RAFT-Synthesized Copolymers and Conjugates Designed for Therapeutic Delivery of iRNA
Polymers and High Performance Materials
The advent of controlled radical polymerization (CRP) techniques, along with advancements in facile conjugation chemistry, now allow synthetic tailoring of precise, polymeric architectures necessary for drug/gene delivery. Reversible addition-fragmentation chain transfer (RAFT) polymerization and its aqueous counterpart (aRAFT) afford quantitative control over key synthetic parameters including block length, microstructure, and placement of structo-pendent and structo-terminal functionality for conjugation of active agents and targeting moieties. The relevance of water-soluble and amphiphilic (co) polymers synthesized by RAFT for in vivo delivery of therapeutics in biological fluids is an especially attractive feature. In many cases, polymerization, binding, conjugation, and stimulus-induced release can be accomplished directly in aqueous media. This review focuses on RAFT synthesized (co) polymers as vectors for delivery of small interfering ribonucleic acid (siRNA) and gene down-regulation via the RNA interference (RNAi) pathway.

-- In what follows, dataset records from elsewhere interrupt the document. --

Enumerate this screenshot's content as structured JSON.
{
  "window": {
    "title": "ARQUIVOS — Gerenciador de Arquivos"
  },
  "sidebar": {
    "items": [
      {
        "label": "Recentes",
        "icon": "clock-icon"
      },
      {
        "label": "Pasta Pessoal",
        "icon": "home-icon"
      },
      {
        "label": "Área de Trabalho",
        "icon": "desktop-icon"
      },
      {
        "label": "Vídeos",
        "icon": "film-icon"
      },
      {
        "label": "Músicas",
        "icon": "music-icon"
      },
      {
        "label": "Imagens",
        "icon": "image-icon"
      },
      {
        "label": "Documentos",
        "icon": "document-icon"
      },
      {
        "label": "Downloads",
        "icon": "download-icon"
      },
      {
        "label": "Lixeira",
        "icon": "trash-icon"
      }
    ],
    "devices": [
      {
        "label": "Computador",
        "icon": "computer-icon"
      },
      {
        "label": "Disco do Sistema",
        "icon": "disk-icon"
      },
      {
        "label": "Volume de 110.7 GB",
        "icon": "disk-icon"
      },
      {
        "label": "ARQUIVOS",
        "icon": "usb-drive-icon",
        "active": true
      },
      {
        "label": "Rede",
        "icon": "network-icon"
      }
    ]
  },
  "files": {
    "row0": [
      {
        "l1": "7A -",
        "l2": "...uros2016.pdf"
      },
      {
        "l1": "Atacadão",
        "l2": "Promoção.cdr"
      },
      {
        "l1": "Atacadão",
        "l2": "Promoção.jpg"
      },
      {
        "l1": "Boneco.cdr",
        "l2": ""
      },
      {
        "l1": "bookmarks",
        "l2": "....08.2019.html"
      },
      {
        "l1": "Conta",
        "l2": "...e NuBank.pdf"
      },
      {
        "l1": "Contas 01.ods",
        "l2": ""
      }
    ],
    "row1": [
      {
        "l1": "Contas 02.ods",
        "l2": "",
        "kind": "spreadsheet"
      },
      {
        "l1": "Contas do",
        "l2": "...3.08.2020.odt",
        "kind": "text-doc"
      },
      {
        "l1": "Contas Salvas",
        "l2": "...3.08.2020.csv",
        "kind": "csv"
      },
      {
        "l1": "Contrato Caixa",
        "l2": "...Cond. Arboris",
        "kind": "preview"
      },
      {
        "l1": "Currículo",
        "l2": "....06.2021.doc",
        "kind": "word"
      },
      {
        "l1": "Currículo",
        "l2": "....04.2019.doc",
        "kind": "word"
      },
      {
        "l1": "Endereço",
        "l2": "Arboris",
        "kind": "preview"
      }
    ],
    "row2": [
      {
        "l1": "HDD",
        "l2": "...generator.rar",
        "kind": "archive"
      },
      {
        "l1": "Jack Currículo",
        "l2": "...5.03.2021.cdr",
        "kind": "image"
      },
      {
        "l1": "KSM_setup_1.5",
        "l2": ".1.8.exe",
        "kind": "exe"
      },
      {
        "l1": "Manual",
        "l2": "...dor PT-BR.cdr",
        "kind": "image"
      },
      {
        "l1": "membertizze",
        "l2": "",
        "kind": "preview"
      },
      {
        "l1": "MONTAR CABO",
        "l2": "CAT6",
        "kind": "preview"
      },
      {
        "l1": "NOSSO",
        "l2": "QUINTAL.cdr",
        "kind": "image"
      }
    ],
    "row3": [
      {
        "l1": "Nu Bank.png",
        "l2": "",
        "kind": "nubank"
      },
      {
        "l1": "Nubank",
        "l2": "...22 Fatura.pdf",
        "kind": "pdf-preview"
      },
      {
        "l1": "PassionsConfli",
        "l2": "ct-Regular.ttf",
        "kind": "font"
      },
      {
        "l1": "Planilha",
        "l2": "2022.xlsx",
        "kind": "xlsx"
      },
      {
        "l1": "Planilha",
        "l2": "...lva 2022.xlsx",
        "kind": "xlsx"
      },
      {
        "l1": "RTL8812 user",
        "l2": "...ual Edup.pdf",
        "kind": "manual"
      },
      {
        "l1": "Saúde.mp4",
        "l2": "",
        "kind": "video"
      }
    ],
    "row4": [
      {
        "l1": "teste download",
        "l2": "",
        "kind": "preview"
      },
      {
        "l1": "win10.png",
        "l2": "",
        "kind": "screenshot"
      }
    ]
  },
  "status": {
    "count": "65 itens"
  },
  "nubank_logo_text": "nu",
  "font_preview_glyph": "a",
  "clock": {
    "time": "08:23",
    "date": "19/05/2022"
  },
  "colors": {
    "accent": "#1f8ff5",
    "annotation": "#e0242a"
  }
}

Synthetic strategies utilizing RAFT and facile side-and end-chain reaction chemistries to afford modular delivery architectures (linear, stars/hyperbranched, micelles, and hybrid (co) polymeric vehicles) are reviewed based on examples from current literature. Also, specific problems, barriers, and challenges regarding rational design of polymeric delivery systems for therapeutic siRNA are presented.
Holley, A. C.,
McCormick, C. L.
(2011). RAFT-Synthesized Copolymers and Conjugates Designed for Therapeutic Delivery of iRNA. Polymer Chemistry, 2(7), 1428-1441.